The aforementioned Manitoba standard form contract wording dealing with what happens to a deposit is as follows:

"Where the defaulting party is the Buyer, the Seller shall be entitled to retain the deposit as the Seller's own property, but whether or not the Seller has then terminated or thereafter terminates the Seller's right and obligation to sell and the Buyer's right and obligation to purchase under this agreement by virtue of the Buyer's default, such retainer of the deposit shall not itself constitute a termination of this agreement and shall not restrict the Seller from exercising any other remedies which the Seller may have by virtue of the Buyer's default, including the right to claim damages from the Buyer which the Seller sustains in excess of the deposit".

The question the writer poses in this paper is whether or not the above Manitoba language is sufficient to enable an aggrieved seller to keep a defaulting buyer's deposit without the need for the seller to suffer, and then if necessary, prove to a Court that the seller has suffered a loss?  The writer's belief is that the wording is sufficient for this purpose.  The word "non-refundable" does not appear in the wording, but it is clearly stated that the aggrieved seller "shall be entitled to retain the deposit as the Seller's own property".  This language - in the writer's view - is equivalent to the use of the word "non-refundable".  If the deposit is kept by the aggrieved seller and becomes the seller's "own property", then by the very nature of things, the deposit can't be "refundable".

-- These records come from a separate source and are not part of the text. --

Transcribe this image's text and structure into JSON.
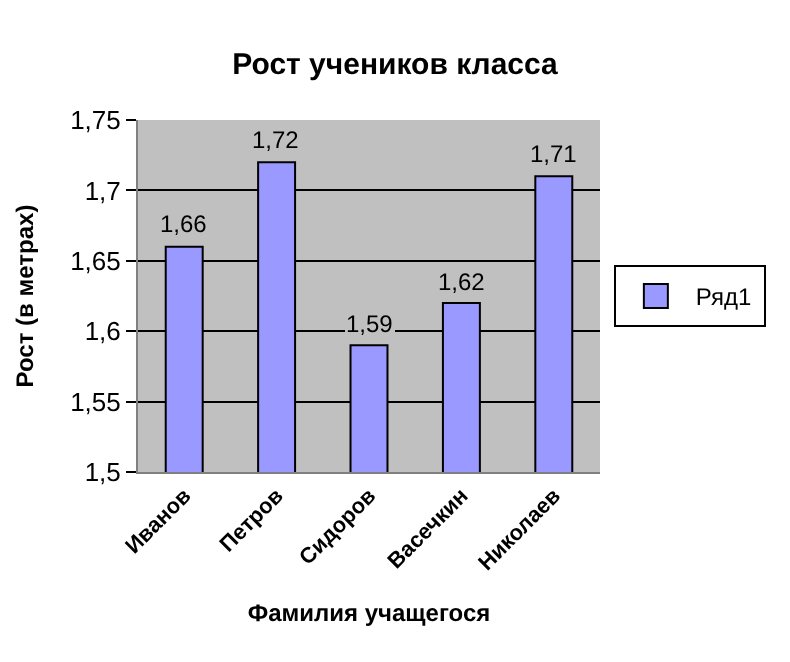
{
  "chart_data": {
    "type": "bar",
    "title": "Рост учеников класса",
    "xlabel": "Фамилия учащегося",
    "ylabel": "Рост (в метрах)",
    "categories": [
      "Иванов",
      "Петров",
      "Сидоров",
      "Васечкин",
      "Николаев"
    ],
    "series": [
      {
        "name": "Ряд1",
        "color": "#9999ff",
        "values": [
          1.66,
          1.72,
          1.59,
          1.62,
          1.71
        ],
        "value_labels": [
          "1,66",
          "1,72",
          "1,59",
          "1,62",
          "1,71"
        ]
      }
    ],
    "ylim": [
      1.5,
      1.75
    ],
    "yticks": [
      {
        "value": 1.5,
        "label": "1,5"
      },
      {
        "value": 1.55,
        "label": "1,55"
      },
      {
        "value": 1.6,
        "label": "1,6"
      },
      {
        "value": 1.65,
        "label": "1,65"
      },
      {
        "value": 1.7,
        "label": "1,7"
      },
      {
        "value": 1.75,
        "label": "1,75"
      }
    ],
    "grid": "y",
    "legend": "right"
  }
}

The Tang Case also deals with an attempt by the buyer to have the sale agreement invalidated on the basis that the seller failed to provide the buyer with a title search.  Not surprisingly, the Court took the position that notwithstanding that the seller had promised to provide a title search to the buyer, the failure of the seller to do so was not "a condition precedent entitling (the buyer) to terminate the contract".  In so holding, the Court noted that the promise to provide a title search was not indicated to be a promise for "the sole benefit" of the buyer.  In the aforementioned Manitoba form of standardized offer to purchase residential real estate, there is a differentiation between conditions which "benefit the buyer" and conditions which "benefit the seller".  All of the conditions stated to "benefit the buyer" are prefaced with the words: "This agreement is terminated unless the following conditions for the benefit of the buyer are fulfilled or waived".  What would happen in Manitoba, if a buyer was able to have included under the heading "CONDITIONS BENEFITTING THE BUYER" a promise by the seller to produce a title search?  It is this writer's opinion that it would be inequitable to allow a buyer to terminate simply because no title search was produced, but that view would run contrary to the plain meaning of the language if such a condition was included in the place suggested.  Perhaps consideration should be given to amending the standard form offer so as to differentiate between conditions which benefit the seller, the non-fulfillment of which, would entitle the buyer to terminate, and other conditions which would not permit the buyer to terminate on non-fulfillment, but would be more in the nature of warranties.

The Tang Case does not deal with the question of whether not an aggrieved seller, who would otherwise be entitled to keep the defaulting buyer's deposit, would be prohibited in law from doing so by virtue of the fact that a Court adjudicating the matter concluded that the amount of the deposit, in relation to the total sale and purchase price, was excessive.  That is, where the Court holds that forfeiture of the deposit constitutes the seller obtaining an unfair or inequitable penalty imposed on the buyer.  The creation of an unfair penalty must be kept in mind by those persons who prepare agreements providing for the disposition and acquisition of interests in real estate.